LOS ANGELES -- It's getting to the point now where it's near-impossible to expect the USC Trojans to beat any opponent.
They'll compete the whole game and they'll stay within reach -- at least for the first half -- but they just won't win. There's not enough offense, there's not enough depth and there's not enough experience.
The lowly Trojans kept visiting Stanford close for almost 30 minutes on Sunday at the Galen Center but couldn't keep up down the stretch and fell, 59-47.
"This is the same old thing," USC coach Kevin O'Neill said afterward. "We had our chances, honestly. We've had our chances a lot.
"I thought we played pretty hard, pretty well. But when you're not making your shots, you're not making 'em."
USC (6-20, 1-12 in the Pac-12) is now nearing all-time worst status. The Trojans' most-ever losses in a single season came into 1988-1989, when they went 10-22. Their worst-ever winning percentage came in 1976-1977, when they were 6-20.
It's very likely they'll break both of those marks this season. With five regular-season games remaining and adding on a likely loss somewhere in the Pac-12 tournament, USC has to win four of its next five to not break the school record for losses.
Currently, the Trojans have won four of their last 21, dating back to Thanksgiving.
Stanford freshman Chasson Randle led all scorers with 16 points Sunday; Byron Wesley and Greg Allen each had 13 points for the Trojans and Maurice Jones added 10 points but on 2-of-14 shooting.
Player of the game: Wesley, a freshman, was assigned to defend Stanford leading scorer and senior Josh Owens for most of the evening and did an admirable job, according to O'Neill.
Owens, who has three inches and 30 pounds on Wesley, had 15 points on 6-of-8 shooting. But the Trojans' freshman didn't have a bad game, either -- scoring 13 points in 37 minutes.
He also added two assists, a block and a steal while playing his fourth-straight game of 37 or more minutes.
"I love the way Byron Wesley plays," O'Neill said after Sunday's game. "I like his aggressiveness. He fights hard."
10 of Wesley's points came in the first 13 minutes of the game. He was then shut out for 25 minutes, until the 1:35 mark of the second half.
Wesley attributed that to a zone-defense look he saw for much of the game's second period and couldn't quite figure out.
"They did a better job on him in the second half," O'Neill said. "They were more aware of him."
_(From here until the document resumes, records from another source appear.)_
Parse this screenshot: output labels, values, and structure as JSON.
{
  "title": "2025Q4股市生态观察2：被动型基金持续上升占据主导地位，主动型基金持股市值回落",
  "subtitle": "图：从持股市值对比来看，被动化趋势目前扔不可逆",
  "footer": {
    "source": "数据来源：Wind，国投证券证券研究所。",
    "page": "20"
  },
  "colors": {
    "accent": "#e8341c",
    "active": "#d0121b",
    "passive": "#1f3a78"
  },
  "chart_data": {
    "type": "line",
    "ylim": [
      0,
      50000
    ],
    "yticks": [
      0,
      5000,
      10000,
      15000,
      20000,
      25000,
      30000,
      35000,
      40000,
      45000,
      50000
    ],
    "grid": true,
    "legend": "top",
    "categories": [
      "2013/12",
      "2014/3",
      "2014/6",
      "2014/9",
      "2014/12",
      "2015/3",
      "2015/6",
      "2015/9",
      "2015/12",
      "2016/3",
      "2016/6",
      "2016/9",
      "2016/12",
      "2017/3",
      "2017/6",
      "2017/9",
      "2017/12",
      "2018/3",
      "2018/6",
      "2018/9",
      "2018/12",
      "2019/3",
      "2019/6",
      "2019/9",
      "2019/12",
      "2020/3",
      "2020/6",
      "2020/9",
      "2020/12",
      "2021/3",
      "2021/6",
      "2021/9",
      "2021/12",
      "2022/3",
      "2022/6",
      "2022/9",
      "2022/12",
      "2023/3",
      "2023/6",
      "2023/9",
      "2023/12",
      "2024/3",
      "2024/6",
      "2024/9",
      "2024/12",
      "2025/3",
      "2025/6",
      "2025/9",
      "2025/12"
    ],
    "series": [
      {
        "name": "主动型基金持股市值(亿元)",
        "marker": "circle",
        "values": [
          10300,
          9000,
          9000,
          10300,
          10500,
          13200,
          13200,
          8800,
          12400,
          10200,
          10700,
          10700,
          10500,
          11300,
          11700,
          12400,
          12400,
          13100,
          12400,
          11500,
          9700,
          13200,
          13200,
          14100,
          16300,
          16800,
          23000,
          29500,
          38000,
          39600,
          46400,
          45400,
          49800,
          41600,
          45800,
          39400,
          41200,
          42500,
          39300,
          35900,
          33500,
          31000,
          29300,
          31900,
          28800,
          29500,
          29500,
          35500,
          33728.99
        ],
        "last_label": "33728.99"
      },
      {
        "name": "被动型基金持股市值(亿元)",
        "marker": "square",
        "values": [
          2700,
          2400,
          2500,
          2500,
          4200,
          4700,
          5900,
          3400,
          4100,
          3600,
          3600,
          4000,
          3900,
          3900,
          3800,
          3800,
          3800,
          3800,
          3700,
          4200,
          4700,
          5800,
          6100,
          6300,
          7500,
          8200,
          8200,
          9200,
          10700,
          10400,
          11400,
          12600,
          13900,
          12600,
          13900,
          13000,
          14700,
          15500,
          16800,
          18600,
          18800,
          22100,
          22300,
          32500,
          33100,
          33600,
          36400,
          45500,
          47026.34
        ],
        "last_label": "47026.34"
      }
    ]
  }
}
As he has often said this year, O'Neill said Wesley "has a chance" to be a "real, real big-time player" over the next three years.
Stat of the game: USC was out-rebounded 45-19 by Stanford, and the Cardinal grabbed 13 offensive rebounds off of 27 of their own missed shots. By contrast, the Trojans grabbed just one of the rebounds from their 33 missed shots.
The numbers are rare, and they are damning. Stanford started three players measuring in at 6-8 or higher; USC has only one available player taller than 6-6.
Quote of the game: "I think we have a chance going into any game." -- O'Neill
The Trojans' coach was asked about the feasibility of his team winning any one of its five remaining regular-season games, at UCLA on Wednesday, at the Arizona schools next week and at home against the Washington schools the week after that.
Predictably, he brought up one of his favorite lines, about how anybody wearing "short pants" can beat anybody else at basketball. It sounds nice, but it's going to be tough for USC to win any of those games -- with the Arizona State visit being the only real winnable one.
Final notes: Stanford forward Andy Brown, a product of Santa Ana Mater Dei, made his first career field goal in the first half of Sunday's game. Brown is a third-year player but tore his ACL three times over the last four years and never suited up for a college game before last month...Only two USC players made field goals in the first half of the contest, Wesley and Allen. And only five Trojans made anything from the field all game, actually: those two, plus Jones, guard Alexis Moore and forward Garrett Jackson...USC head football coach Lane Kiffin and family watched the first half from Galen Center courtside seats.